The exception request also was based on conditions self-created or self-imposed by the applicants, who “had no reasonable expectation that a pool would be approved,” ERC members said. The pool would have been located about 10 feet from an unnamed tributary of Dead Run, officials said.

According to county archives, swimming pools previously had been located in that place since 1960, said the applicants’ attorney, Grayson Hanes. Eight neighboring swimming pools are within walking distance and four of those are in the RPA, he added. The only distinction about the applicants’ proposed pool was that it was to be placed within the seaward 50 feet, he said.

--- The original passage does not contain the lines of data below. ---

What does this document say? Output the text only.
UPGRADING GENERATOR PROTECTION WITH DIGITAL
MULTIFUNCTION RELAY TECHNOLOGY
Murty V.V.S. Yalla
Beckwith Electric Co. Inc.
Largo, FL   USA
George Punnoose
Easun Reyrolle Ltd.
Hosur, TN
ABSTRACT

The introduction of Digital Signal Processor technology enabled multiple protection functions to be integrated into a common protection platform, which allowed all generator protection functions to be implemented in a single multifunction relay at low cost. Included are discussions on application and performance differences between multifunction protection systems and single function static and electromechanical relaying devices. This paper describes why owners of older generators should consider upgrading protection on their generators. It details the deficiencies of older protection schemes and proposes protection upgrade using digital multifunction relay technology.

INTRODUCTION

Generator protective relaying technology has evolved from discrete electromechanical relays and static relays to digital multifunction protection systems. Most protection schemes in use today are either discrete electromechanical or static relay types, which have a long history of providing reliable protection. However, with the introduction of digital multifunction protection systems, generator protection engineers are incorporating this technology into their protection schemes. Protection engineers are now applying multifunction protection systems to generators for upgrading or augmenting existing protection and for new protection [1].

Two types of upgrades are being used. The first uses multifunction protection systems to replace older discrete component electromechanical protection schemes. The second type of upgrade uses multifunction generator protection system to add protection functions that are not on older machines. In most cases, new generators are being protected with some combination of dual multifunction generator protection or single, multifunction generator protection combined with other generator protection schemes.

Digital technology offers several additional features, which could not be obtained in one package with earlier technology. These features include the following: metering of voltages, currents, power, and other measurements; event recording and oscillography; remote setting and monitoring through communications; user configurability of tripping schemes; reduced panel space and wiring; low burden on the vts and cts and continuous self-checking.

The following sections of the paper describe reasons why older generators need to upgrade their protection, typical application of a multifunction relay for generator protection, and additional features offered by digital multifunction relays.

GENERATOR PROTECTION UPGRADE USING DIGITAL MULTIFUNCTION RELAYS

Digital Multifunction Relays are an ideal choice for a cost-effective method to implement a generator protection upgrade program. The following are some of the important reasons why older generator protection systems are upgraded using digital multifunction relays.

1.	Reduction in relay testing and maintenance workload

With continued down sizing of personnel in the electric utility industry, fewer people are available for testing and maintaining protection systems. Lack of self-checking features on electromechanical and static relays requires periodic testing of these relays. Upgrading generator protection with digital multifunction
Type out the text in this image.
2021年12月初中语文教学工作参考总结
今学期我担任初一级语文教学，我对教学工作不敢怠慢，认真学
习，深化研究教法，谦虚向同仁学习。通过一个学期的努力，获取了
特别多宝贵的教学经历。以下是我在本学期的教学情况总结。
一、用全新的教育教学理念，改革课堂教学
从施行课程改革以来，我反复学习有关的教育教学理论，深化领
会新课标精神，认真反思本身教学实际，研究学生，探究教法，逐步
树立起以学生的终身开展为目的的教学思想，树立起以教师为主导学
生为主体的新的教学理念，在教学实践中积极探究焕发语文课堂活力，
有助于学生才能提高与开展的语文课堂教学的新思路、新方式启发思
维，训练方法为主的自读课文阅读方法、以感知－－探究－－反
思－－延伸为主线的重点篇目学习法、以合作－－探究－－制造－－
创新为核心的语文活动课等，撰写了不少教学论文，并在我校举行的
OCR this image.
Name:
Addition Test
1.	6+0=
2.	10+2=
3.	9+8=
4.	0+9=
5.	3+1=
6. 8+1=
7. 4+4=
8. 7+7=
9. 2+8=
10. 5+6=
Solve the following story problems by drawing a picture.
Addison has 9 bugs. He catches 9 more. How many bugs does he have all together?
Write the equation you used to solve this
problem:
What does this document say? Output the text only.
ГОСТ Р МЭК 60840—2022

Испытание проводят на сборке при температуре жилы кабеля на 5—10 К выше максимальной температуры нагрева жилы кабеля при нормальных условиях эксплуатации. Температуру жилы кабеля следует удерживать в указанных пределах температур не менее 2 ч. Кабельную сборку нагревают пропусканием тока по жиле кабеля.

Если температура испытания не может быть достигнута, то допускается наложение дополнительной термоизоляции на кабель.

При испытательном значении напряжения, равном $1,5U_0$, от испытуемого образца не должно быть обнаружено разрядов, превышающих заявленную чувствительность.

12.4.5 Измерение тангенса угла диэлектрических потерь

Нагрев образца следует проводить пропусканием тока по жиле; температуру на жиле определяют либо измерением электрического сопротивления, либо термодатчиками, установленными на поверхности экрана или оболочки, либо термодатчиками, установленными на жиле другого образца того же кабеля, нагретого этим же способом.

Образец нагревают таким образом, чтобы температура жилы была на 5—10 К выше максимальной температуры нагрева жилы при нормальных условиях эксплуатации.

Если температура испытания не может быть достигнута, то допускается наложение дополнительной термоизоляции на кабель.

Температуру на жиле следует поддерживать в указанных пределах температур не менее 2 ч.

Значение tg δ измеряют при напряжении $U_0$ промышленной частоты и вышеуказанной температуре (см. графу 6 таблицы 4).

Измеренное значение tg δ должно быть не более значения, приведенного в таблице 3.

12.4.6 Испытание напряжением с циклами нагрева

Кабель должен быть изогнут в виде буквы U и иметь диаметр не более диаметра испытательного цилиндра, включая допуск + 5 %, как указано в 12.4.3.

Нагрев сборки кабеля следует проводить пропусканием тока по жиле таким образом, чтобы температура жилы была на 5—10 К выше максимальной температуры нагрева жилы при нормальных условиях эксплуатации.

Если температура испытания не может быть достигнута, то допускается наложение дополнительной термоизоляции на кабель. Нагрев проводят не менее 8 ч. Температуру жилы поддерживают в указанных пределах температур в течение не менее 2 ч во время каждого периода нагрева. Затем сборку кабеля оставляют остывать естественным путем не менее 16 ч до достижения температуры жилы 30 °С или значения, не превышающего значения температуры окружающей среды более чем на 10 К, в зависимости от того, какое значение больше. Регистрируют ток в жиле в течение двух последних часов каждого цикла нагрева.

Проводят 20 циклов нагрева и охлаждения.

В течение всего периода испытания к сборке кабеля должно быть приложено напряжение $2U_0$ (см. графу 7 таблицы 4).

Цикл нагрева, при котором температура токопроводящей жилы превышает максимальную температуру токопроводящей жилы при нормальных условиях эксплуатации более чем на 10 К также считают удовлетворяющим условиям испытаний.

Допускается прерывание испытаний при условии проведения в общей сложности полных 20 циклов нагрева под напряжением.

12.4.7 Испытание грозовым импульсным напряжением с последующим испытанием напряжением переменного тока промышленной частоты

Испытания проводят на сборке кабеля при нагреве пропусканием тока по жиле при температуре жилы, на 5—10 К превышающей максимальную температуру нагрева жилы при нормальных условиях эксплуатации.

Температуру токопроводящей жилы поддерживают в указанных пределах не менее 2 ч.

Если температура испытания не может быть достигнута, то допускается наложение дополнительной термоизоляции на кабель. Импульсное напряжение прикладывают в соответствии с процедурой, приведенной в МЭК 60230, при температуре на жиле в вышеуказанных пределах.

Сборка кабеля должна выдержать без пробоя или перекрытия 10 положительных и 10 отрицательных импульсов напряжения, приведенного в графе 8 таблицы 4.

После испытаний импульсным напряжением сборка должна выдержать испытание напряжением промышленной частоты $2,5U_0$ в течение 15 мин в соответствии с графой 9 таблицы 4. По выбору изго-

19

“Both the county staff and my clients’ engineers agreed that this was the only place on this property where this pool could be located,” Hanes said. “This satisfied the requirements of the code and the [Chesapeake Bay Act].”

Regarding the need to dispose of the pool’s water, the applicants were willing to connect the pool with an existing sanitary-sewer line or have the water trucked off site, he said.

“There’s no scientific evidence that this should not be approved,” Hanes said.

The applicants wished to eliminate a condition requiring them to remove bridges that provide access to about one-third of the property. The removals would need to occur so as not to exceed the 1,000-square-foot limit on impervious area within the seaward 50 feet, county staff said.

Supervisor John Foust (D-Dranesville) said protecting water quality was the main issue in the case. Although he thought reversing ERC’s decision would not have conferred a special privilege on the applicants, Foust agreed the applicants’ appeal was based on a self-created condition.

“They knew, or should have known, that adding any additional impervious area to the lot would be problematic,” said Foust, adding that “this lot is not suitable for the additional impervious area that would result from the proposed swimming pool.”

The applicants may not return with the same application within one year under the Chesapeake Bay Preservation Ordinance, county staff said.
But Supervisor Penelope Gross (D-Mason) said the applicants still had options.

“The denial of the appeal would not slam the door completely on any future proposal,” she said. “They would still have the opportunity to bring forward something that is different – a little different, maybe a lot different.”